Cobbetts’ initial set of LLP accounts reveal a turnover of £55.4m and a net profit of £12.9m for the year ended 30 April 2006.
Cobbetts, which converted to LLP status in November 2005, increased its turnover by 6 per cent, up from £52.4m in 2005.
Profit available for division among the firm’s 89 members, which includes full equity and fixed-share partners but not salaried partners, was up by 9 per cent to £12.9m.
This equates to an average of £145,000 per member. The average profit per equity partner at Cobbetts last year was £190,000.
The LLP accounts also showed that total debts at Cobbetts, including unpaid bills and accrued income, stood at £23.37m. Almost two-thirds of this figure, £15.4m, was made up of bills yet to be paid, while £5.8m was work in progress.

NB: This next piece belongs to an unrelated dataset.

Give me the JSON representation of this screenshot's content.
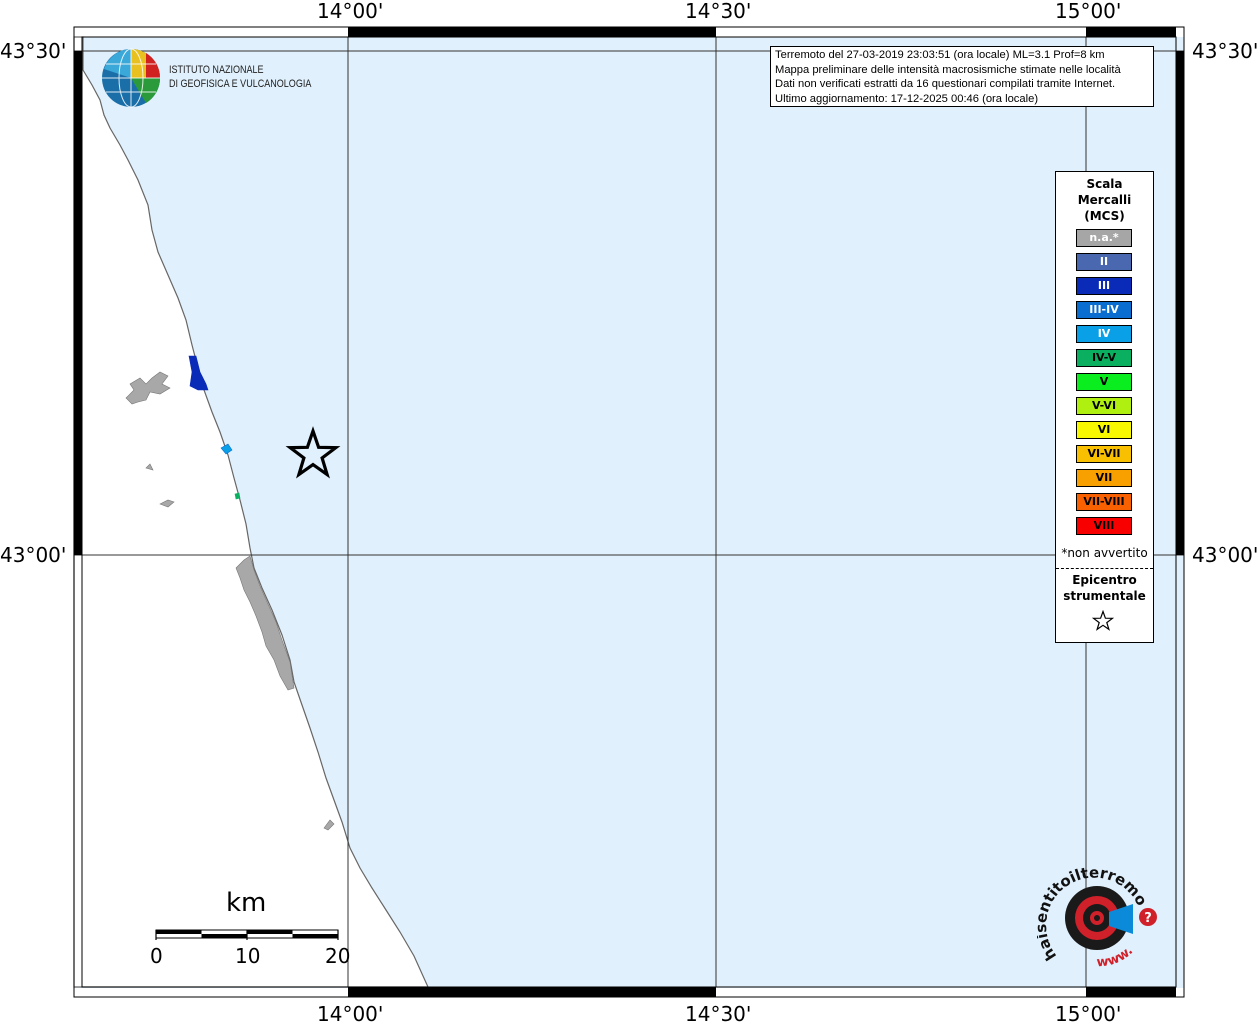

The firm owed £10.83m, including £3.15m in bank loans and overdrafts and £2.85m to other creditors, including taxation and social security costs.
Cobbetts managing partner Michael Shaw told The Lawyer that, while top-line growth was disappointing in the 2005-06 financial year, it was a period of considerable change for the firm as it rationalised the skills sets within the partnership in order to build a national practice. “In light of that we consider the performance to be entirely credible,” said Shaw.
From May to December last year the firm embarked on a full restructuring exercise, which resulted in 30 partners leaving the firm.
“We’re continuing to grow despite the rationalisation within the partner group last year. We need to get this behind us so we can move the business on. Our annus horribilis is well and truly behind us,” said Shaw.
Cobbetts has also announced its 2006-07 half-year financial results. The firm posted £24.8m in the first six months and fell just short of the £40m mark in the first nine months, the latter figure representing a 7 per cent increase in growth on the same period last year.
During the first half of the current financial year, the employment department saw an increase in turnover of 24 per cent, while corporate grew its revenue by 40 per cent.
As first reported by The Lawyer (19 February), the regional firm, which already has offices in Birmingham, Leeds and Manchester, is set to open in London with a corporate finance practice.
The firm is in negotiations with two partners to launch the London office and is hoping to build the City branch rapidly to around a dozen lawyers.